On 2 October 2015, the FCA issued a Statement announcing that it has decided to consult, by the end of the year, on introducing a deadline by which PPI consumers would need to make complaints or else forgo their right to have their PPI assessed by firms or the Financial Ombudsman Service (the Ombudsman).
The FCA has also decided to consult on rules and guidance about how firms should handle PPI complaints fairly in light of the 2014 Supreme Court decision in Plevin v Paragon Personal Finance Ltd. This concerned a claim under section 140A of the Consumer Credit Act 1974 arising from the non-disclosure of the level of commission on a PPI contract. The proposed rules would introduce a presumption that a failure to disclose a 50% (or more) commission would give rise to an unfair relationship under s140A CCA. Key elements of the redress calculation will form part of the proposed rules.

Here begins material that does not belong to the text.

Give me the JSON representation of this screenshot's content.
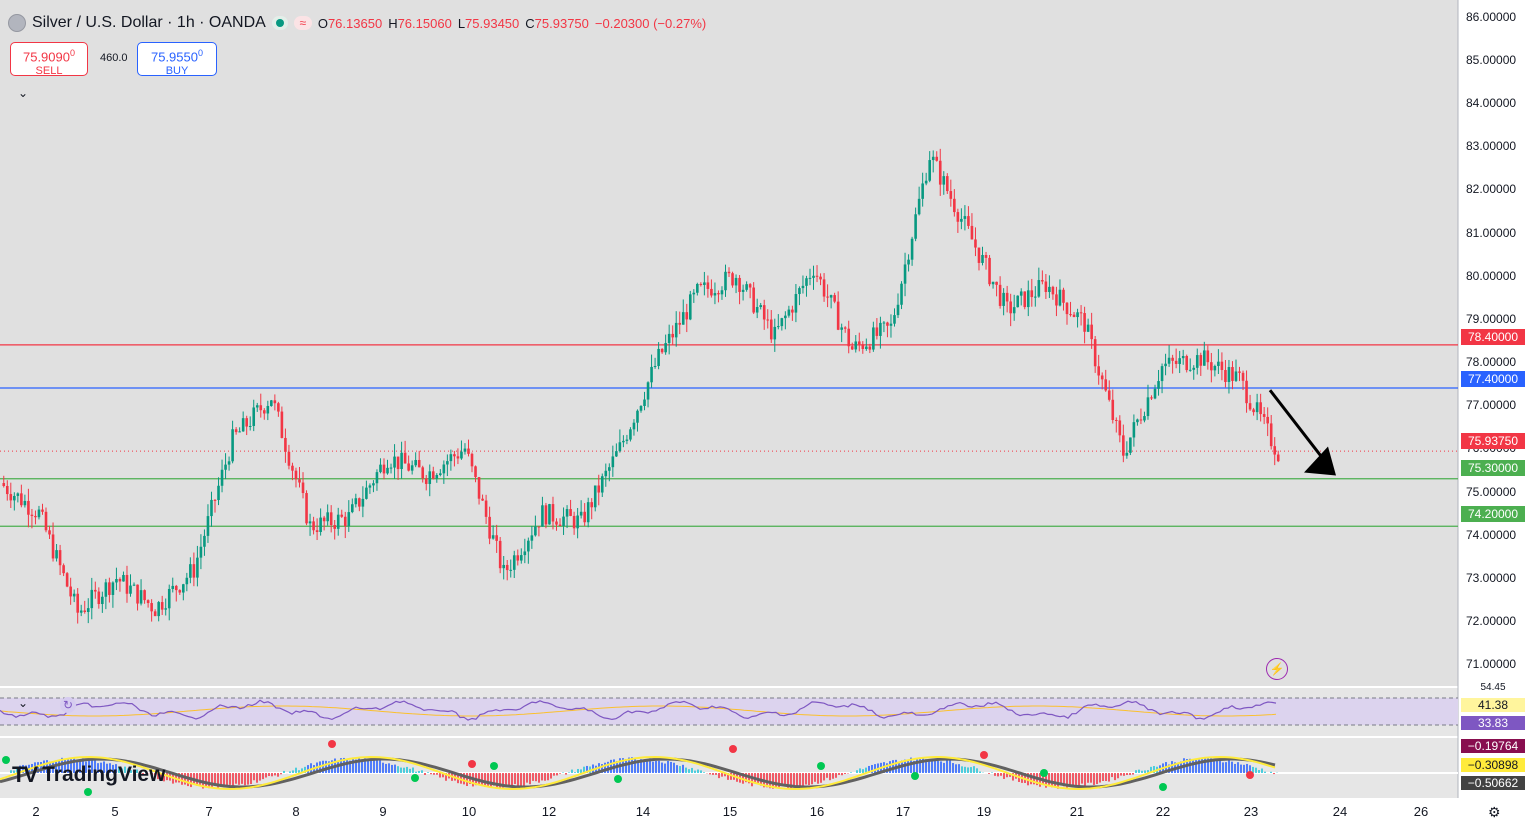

The FCA considers that the proposed rules and guidance would curtail uncertainty and allow firms to continue to take a fair and consistent approach to handling PPI complaints, whilst enabling the FCA to act more easily if it has concerns that firms are not handling PPI complaints appropriately.
The FCA does not propose “to require (or otherwise expect) firms to proactively review PPI sales falling within the scope of s.140A CCA or to proactively review against the new rules and guidance previously rejected PPI complaints.”